No. A minor setback, that’s all this was. A minor setback.
A sandwich board was propped on the pavement ahead. A two-dollar shop. I would use some time getting supplies. Inside, I immediately found a power board and an extension lead, a packet of six mouse traps, and also an electric kettle and a little aluminium teapot. And then I picked up a cool-bag and freezer block so I could keep milk over at Bromley. I shouldn’t have been spending my money like that, but the thought that I could study with beverages actually cheered me a little. From the next aisle I could hear a woman’s voice in discussion with a young man.
‘Well, is there even any point getting these now?’
‘Yeah. Totally. I so reckon he’ll just turn up, Ma.’
‘If there’s something you’re not telling me, if you know anything, anything at all . . .’
‘I’ve told you, I don’t. He must have really wanted to though, hey.’
‘It’s not that simple, Basil. For him as much as anybody.’
‘Yeah, well, maybe it’s better – you don’t know.’
‘Basil . . .’
Leonie and Basil were standing in front of a quite decent art-supplies section.

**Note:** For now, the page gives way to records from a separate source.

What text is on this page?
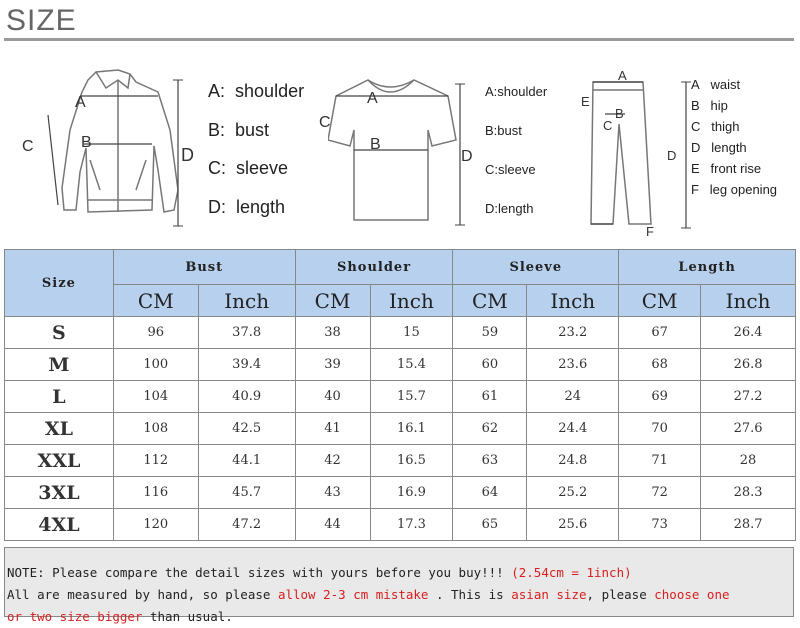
SIZE
A
B
C	D
A: shoulder
B: bust
C: sleeve
D: length
A
B
C
D
A:shoulder
B:bust
C:sleeve
D:length
A
B
C
E
F
D
A waist
B hip
C thigh
D length
E front rise
F leg opening
Size	Bust		Shoulder		Sleeve		Length	
	CM	Inch	CM	Inch	CM	Inch	CM	Inch
S	96	37.8	38	15	59	23.2	67	26.4
M	100	39.4	39	15.4	60	23.6	68	26.8
L	104	40.9	40	15.7	61	24	69	27.2
XL	108	42.5	41	16.1	62	24.4	70	27.6
XXL	112	44.1	42	16.5	63	24.8	71	28
3XL	116	45.7	43	16.9	64	25.2	72	28.3
4XL	120	47.2	44	17.3	65	25.6	73	28.7
NOTE: Please compare the detail sizes with yours before you buy!!! (2.54cm = 1inch)
All are measured by hand, so please allow 2-3 cm mistake . This is asian size, please choose one
or two size bigger than usual.
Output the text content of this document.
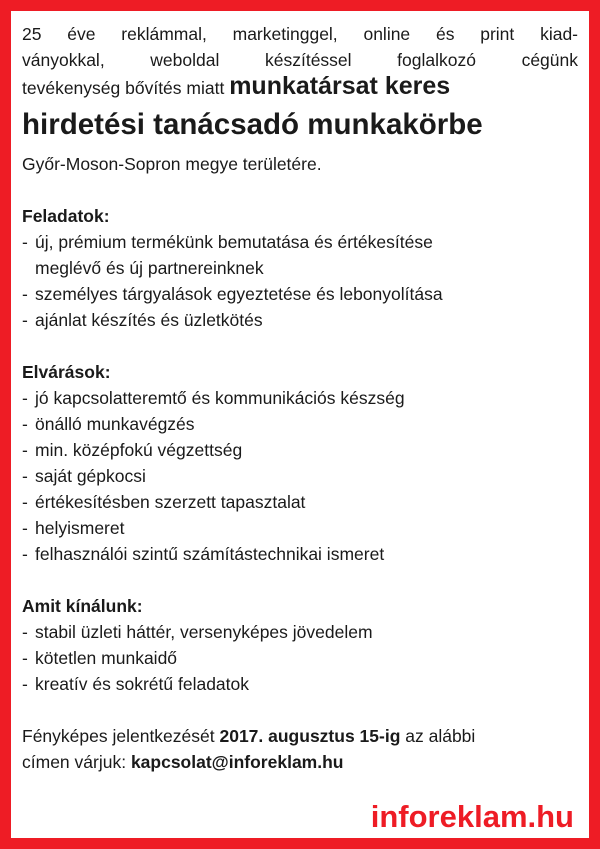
25 éve reklámmal, marketinggel, online és print kiad-

ványokkal, weboldal készítéssel foglalkozó cégünk

tevékenység bővítés miatt munkatársat keres

hirdetési tanácsadó munkakörbe
Győr-Moson-Sopron megye területére.

Feladatok:

- új, prémium termékünk bemutatása és értékesítése
meglévő és új partnereinknek
- személyes tárgyalások egyeztetése és lebonyolítása
- ajánlat készítés és üzletkötés

Elvárások:

- jó kapcsolatteremtő és kommunikációs készség
- önálló munkavégzés
- min. középfokú végzettség
- saját gépkocsi
- értékesítésben szerzett tapasztalat
- helyismeret
- felhasználói szintű számítástechnikai ismeret

Amit kínálunk:

- stabil üzleti háttér, versenyképes jövedelem
- kötetlen munkaidő
- kreatív és sokrétű feladatok
Fényképes jelentkezését 2017. augusztus 15-ig az alábbi
címen várjuk: kapcsolat@inforeklam.hu
inforeklam.hu
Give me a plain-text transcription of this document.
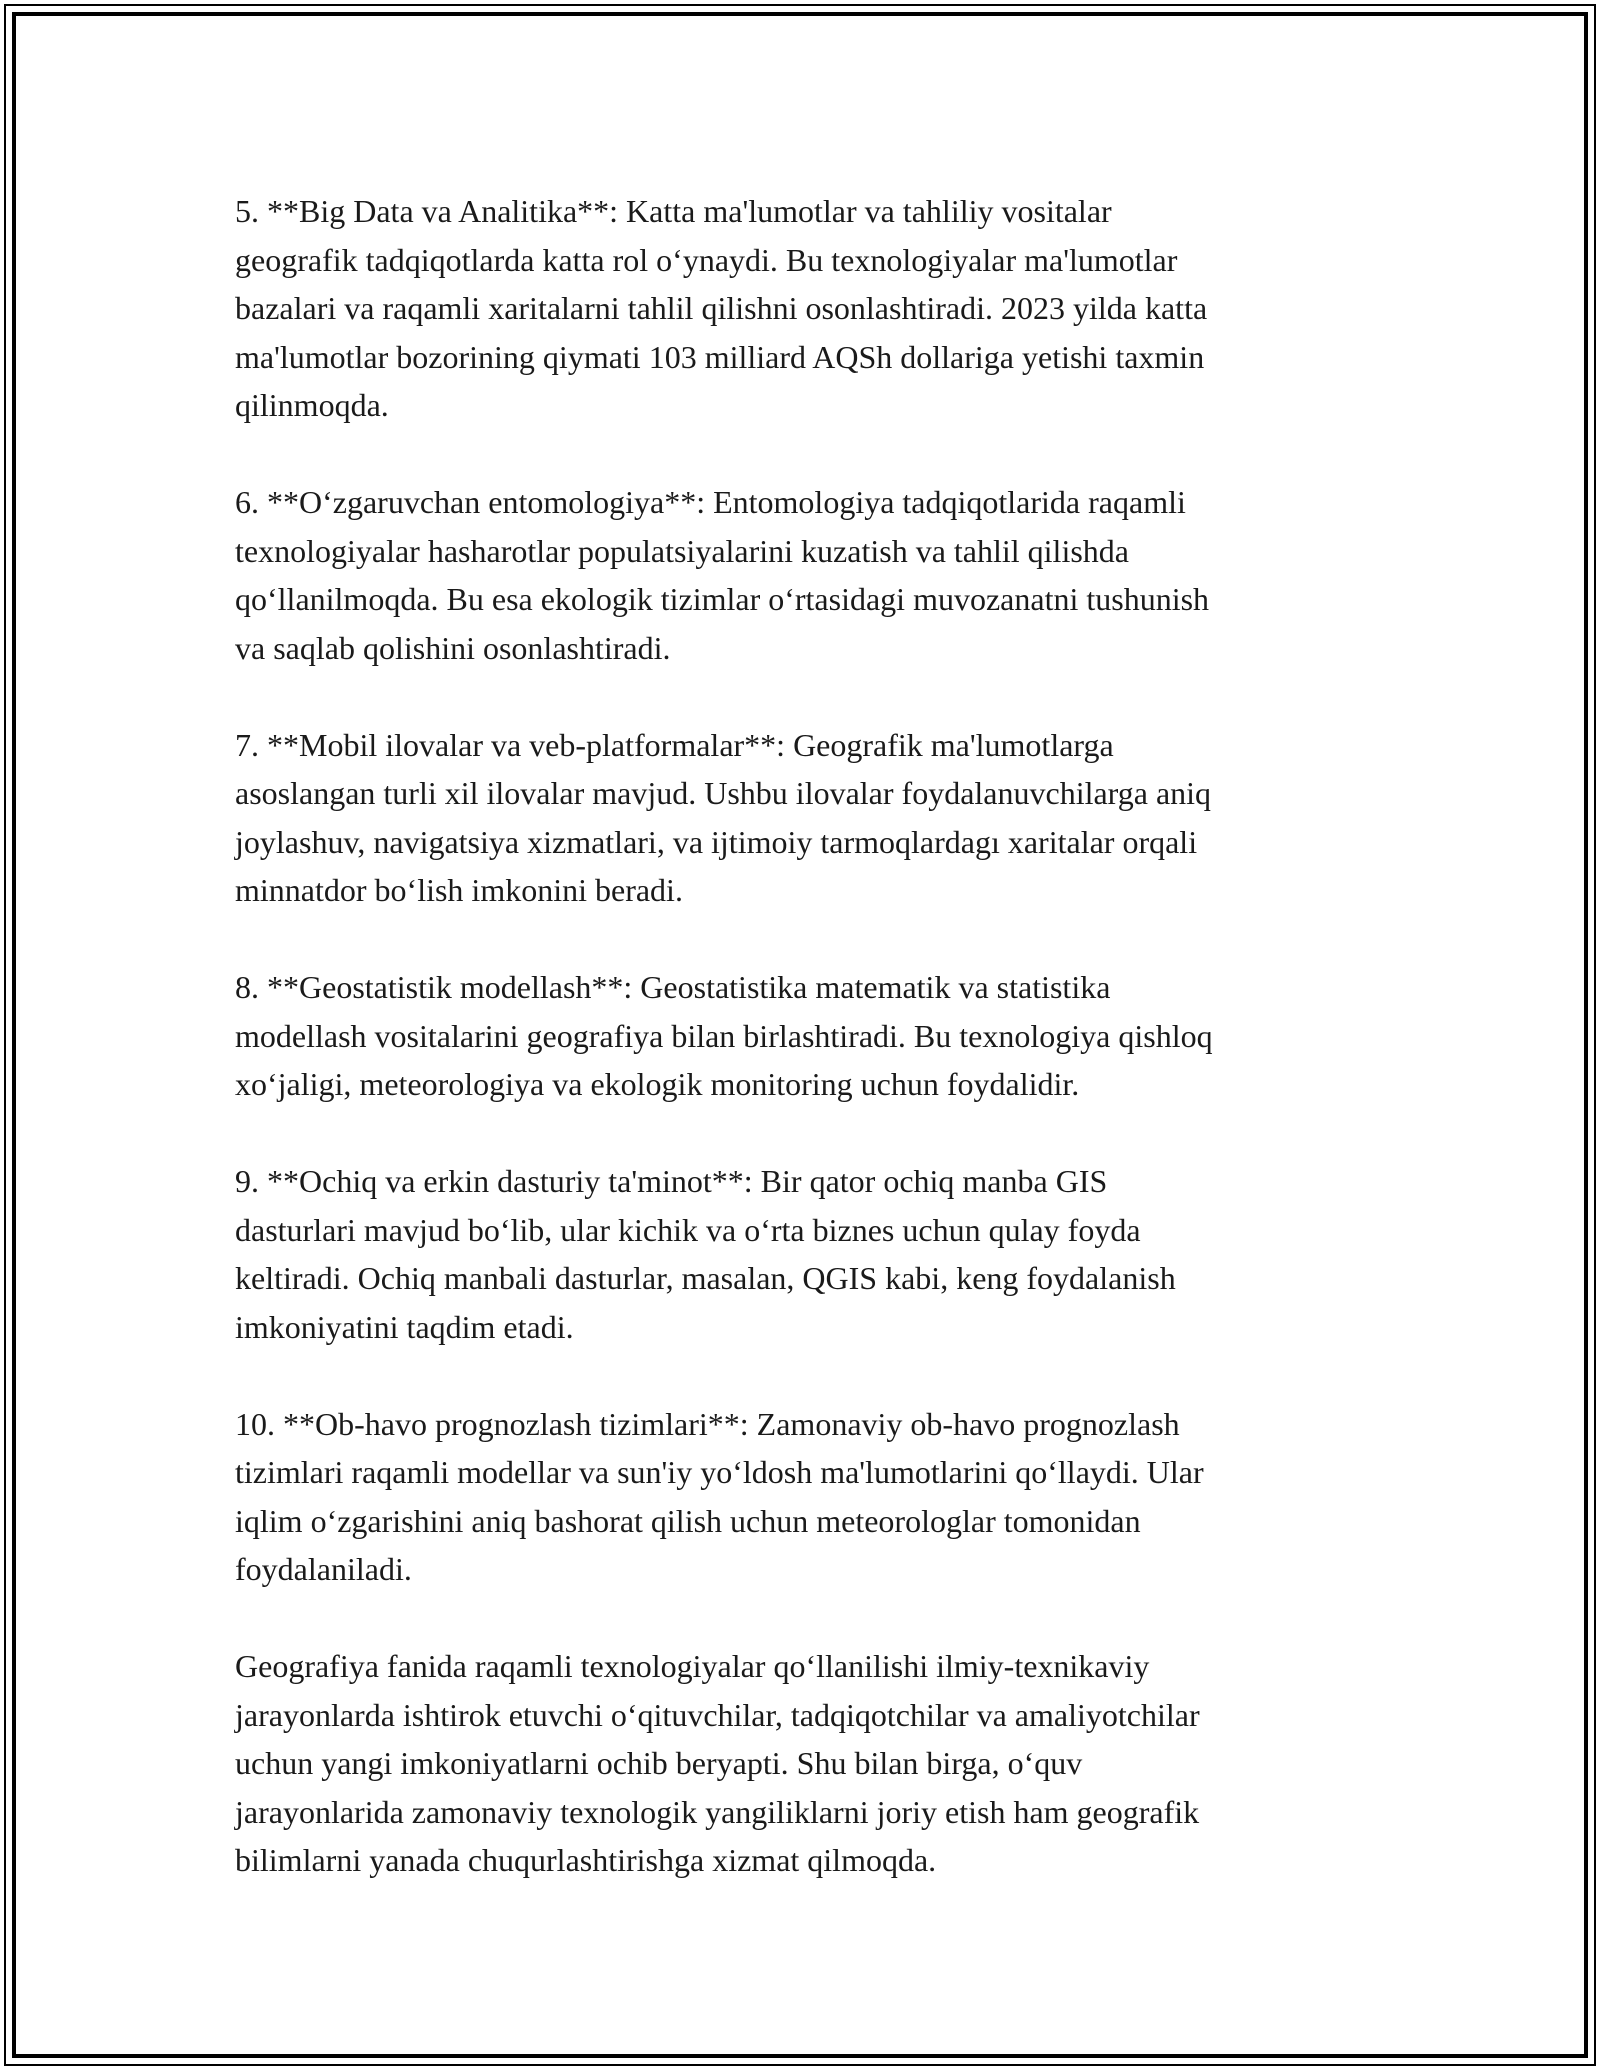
5. **Big Data va Analitika**: Katta ma'lumotlar va tahliliy vositalar
geografik tadqiqotlarda katta rol o‘ynaydi. Bu texnologiyalar ma'lumotlar
bazalari va raqamli xaritalarni tahlil qilishni osonlashtiradi. 2023 yilda katta
ma'lumotlar bozorining qiymati 103 milliard AQSh dollariga yetishi taxmin
qilinmoqda.

6. **O‘zgaruvchan entomologiya**: Entomologiya tadqiqotlarida raqamli
texnologiyalar hasharotlar populatsiyalarini kuzatish va tahlil qilishda
qo‘llanilmoqda. Bu esa ekologik tizimlar o‘rtasidagi muvozanatni tushunish
va saqlab qolishini osonlashtiradi.

7. **Mobil ilovalar va veb-platformalar**: Geografik ma'lumotlarga
asoslangan turli xil ilovalar mavjud. Ushbu ilovalar foydalanuvchilarga aniq
joylashuv, navigatsiya xizmatlari, va ijtimoiy tarmoqlardagı xaritalar orqali
minnatdor bo‘lish imkonini beradi.

8. **Geostatistik modellash**: Geostatistika matematik va statistika
modellash vositalarini geografiya bilan birlashtiradi. Bu texnologiya qishloq
xo‘jaligi, meteorologiya va ekologik monitoring uchun foydalidir.

9. **Ochiq va erkin dasturiy ta'minot**: Bir qator ochiq manba GIS
dasturlari mavjud bo‘lib, ular kichik va o‘rta biznes uchun qulay foyda
keltiradi. Ochiq manbali dasturlar, masalan, QGIS kabi, keng foydalanish
imkoniyatini taqdim etadi.

10. **Ob-havo prognozlash tizimlari**: Zamonaviy ob-havo prognozlash
tizimlari raqamli modellar va sun'iy yo‘ldosh ma'lumotlarini qo‘llaydi. Ular
iqlim o‘zgarishini aniq bashorat qilish uchun meteorologlar tomonidan
foydalaniladi.

Geografiya fanida raqamli texnologiyalar qo‘llanilishi ilmiy-texnikaviy
jarayonlarda ishtirok etuvchi o‘qituvchilar, tadqiqotchilar va amaliyotchilar
uchun yangi imkoniyatlarni ochib beryapti. Shu bilan birga, o‘quv
jarayonlarida zamonaviy texnologik yangiliklarni joriy etish ham geografik
bilimlarni yanada chuqurlashtirishga xizmat qilmoqda.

‘Anna!’ said Leonie. And Basil turned around and beamed at me.
‘Just the person,’ he said. ‘Just in the nick of time.’
Basil seemed happy to see me and I was surprised at how happy I was to see the both of them. People I knew. Family friends. ‘For what?’ I asked.
‘To save me from my mother’s fifth degree.’
‘Third degree, you little twerp,’ said Leonie. ‘Hey honey, you alright? You look sad, or sick, or sad and sick.’